Generate block is not assigning any values to wire

Question

Im new to verilog, and Im trying to write certain multiplier, but when I run my testbench it doesn't show much. It looks like generate block does not assign any values to partial. Here is a screen:

And code:

Changed names in code, so it is more familiar for english users.

`timescale 1ns/1ps


`ifndef N_WIDTH
`define N_WIDTH 8
`endif

module mult(datX, datY, result);

   parameter n = 8;
   input [n-1:0]  datX, datY;
   output [2*n-1:0] result;
   //assign datX = 8'b0;
   //assign datY = 8'b0;
   wire [n-1:0] partial;

   genvar i;
   generate
       for(i=0; i<n; i=i+1) begin: IloczynyCzesciowe
         if(i<7) assign partial[7:i] = datY[n-1-i:0];
         if(i==1) assign partial[0] = datY[7];
     if(i==7) assign partial[7] = datY[0];
         if(i>1) assign partial[i-1:0] = datY[n-1:n-i];
         assign partial = datX[i] * partial;
         assign result = result + (partial % (2^n-1));
       end
   endgenerate

endmodule

module testbench_mul;
 parameter n = 8;//`N_WIDTH;
 parameter clk_period = 2;
 reg clk, clk_ena;
 reg [n-1:0]  a,b;
 wire [2*n-1:0] res;
 reg [2*n-1:0] res_expected;



    initial begin
        a = 8'b00000001;
        b = 8'b00001111;
        #clk_period;
        clk = 0;
        clk_ena = 1;
        $display("actual_s = %d", a );
        res_expected = a + b;

    end

    always begin
        #clk_period;
        if (clk_ena)
            clk = ~clk;
    end

    mult #(.n(n)) UUT (.datX(a), .datY(b), .result(res));

    always @(posedge clk) begin
        a = a + 1;
        res_expected = a+b;
        #1;
        if (res != res_expected) begin
            $display("ERROR: a: %b, b: %b, sum:%b, expected:%b partial:%d", a,b,res, res_expected, UUT.partial);
        end
    end

    initial
    #200 $finish;

endmodule

Please tell me what I'm doing wrong.

Answer 1

The generate block is assigning to partial and result, however there are multiple drivers to the same wire.
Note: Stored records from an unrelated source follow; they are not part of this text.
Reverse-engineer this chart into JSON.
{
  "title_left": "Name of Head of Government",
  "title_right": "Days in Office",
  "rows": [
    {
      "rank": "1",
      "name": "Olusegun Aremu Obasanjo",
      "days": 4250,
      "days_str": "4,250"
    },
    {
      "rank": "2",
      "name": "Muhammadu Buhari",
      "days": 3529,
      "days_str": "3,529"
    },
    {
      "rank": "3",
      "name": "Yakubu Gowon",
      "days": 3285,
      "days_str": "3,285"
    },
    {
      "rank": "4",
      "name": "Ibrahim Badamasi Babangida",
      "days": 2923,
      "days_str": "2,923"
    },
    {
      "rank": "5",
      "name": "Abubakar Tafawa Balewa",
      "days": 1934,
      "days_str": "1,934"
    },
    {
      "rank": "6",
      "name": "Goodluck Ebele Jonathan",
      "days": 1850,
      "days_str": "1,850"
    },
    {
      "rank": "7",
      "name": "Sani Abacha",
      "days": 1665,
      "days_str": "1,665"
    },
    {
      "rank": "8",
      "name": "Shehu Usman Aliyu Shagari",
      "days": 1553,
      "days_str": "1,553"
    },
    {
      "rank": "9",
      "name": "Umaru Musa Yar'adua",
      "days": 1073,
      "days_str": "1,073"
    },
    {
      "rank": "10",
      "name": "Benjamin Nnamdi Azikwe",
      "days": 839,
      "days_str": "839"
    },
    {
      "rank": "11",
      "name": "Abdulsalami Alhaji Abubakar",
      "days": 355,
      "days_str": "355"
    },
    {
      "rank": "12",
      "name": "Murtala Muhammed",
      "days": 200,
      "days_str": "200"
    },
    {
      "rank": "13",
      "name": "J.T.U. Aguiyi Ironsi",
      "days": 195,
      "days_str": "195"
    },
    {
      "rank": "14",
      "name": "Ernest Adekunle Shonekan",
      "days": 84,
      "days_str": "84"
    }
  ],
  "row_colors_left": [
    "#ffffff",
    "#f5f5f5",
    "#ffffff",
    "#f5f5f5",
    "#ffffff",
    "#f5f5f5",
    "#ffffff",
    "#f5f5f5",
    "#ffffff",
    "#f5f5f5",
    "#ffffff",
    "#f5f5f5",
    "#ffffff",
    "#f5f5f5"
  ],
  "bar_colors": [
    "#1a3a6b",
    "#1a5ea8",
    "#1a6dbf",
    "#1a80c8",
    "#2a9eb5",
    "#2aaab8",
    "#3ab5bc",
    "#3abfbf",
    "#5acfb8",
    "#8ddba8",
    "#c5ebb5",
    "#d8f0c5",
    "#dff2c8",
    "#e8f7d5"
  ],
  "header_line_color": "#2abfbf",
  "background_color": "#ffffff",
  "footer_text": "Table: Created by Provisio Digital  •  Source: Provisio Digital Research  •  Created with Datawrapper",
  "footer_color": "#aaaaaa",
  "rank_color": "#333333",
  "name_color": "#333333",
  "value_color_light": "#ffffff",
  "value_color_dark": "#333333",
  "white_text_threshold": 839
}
Generate block expands the code at compile time. When Executed it will be the equivalent to the following:

// loop n=0
assign partial[7:0] = datY[n-1-0:0];
assign partial = datX[0] * partial;
assign result = result + (partial % (2^n-1));
// loop n=1
assign partial[7:1] = datY[n-1-1:0];
assign partial[0] = datY[7];
assign partial = datX[1] * partial;
assign result = result + (partial % (2^n-1));
// loop n=2
assign partial[7:2] = datY[n-1-2:0];
assign partial[2-1:0] = datY[n-1:n-2];
assign partial = datX[2] * partial;
assign result = result + (partial % (2^n-1));
// loop n=3
assign partial[7:3] = datY[n-1-3:0];
assign partial[3-1:0] = datY[n-1:n-3];
assign partial = datX[3] * partial;
assign result = result + (partial % (2^n-1));
// loop n=4
assign partial[7:4] = datY[n-1-4:0];
assign partial[4-1:0] = datY[n-1:n-4];
assign partial = datX[4] * partial;
assign result = result + (partial % (2^n-1));
// loop n=5
assign partial[7:5] = datY[n-1-5:0];
assign partial[5-1:0] = datY[n-1:n-5];
assign partial = datX[5] * partial;
assign result = result + (partial % (2^n-1));
// loop n=6
assign partial[7:6] = datY[n-1-6:0];
assign partial[6-1:0] = datY[n-1:n-6];
assign partial = datX[6] * partial;
assign result = result + (partial % (2^n-1));
// loop n=7
assign partial[7] = datY[0];
assign partial[7-1:0] = datY[n-1:n-7];
assign partial = datX[7] * partial;
assign result = result + (partial % (2^n-1));

Conflicting assignment values will cause the output to be X and having an assignment that feedback on self without a way to break the loop will also always be X.

An always block can be used instead. Part select cannot have variables (e.g. [7:i]), so you need to assign all of the bits at once or assign each bit. This is equivalent to generate code:

reg [2*n-1:0] result;
reg [n-1:0] partial;
integer i;
always @* begin
  result = 0;
  for(i=0; i<n; i=i+1) begin: IloczynyCzesciowe
    // partial[7:0] = {datY,datY} >> (8-i); // this functional also works
    for(j=0; j<n; j++) begin : assign_bits
      partial[j] = datY[(8+j-i)%8];
    end
    partial = datX[i] * partial;
    result = result + (partial % (2^n-1));
  end
end

Note: The multiplier function does work as expected. It is outside the scope of the question to solve it.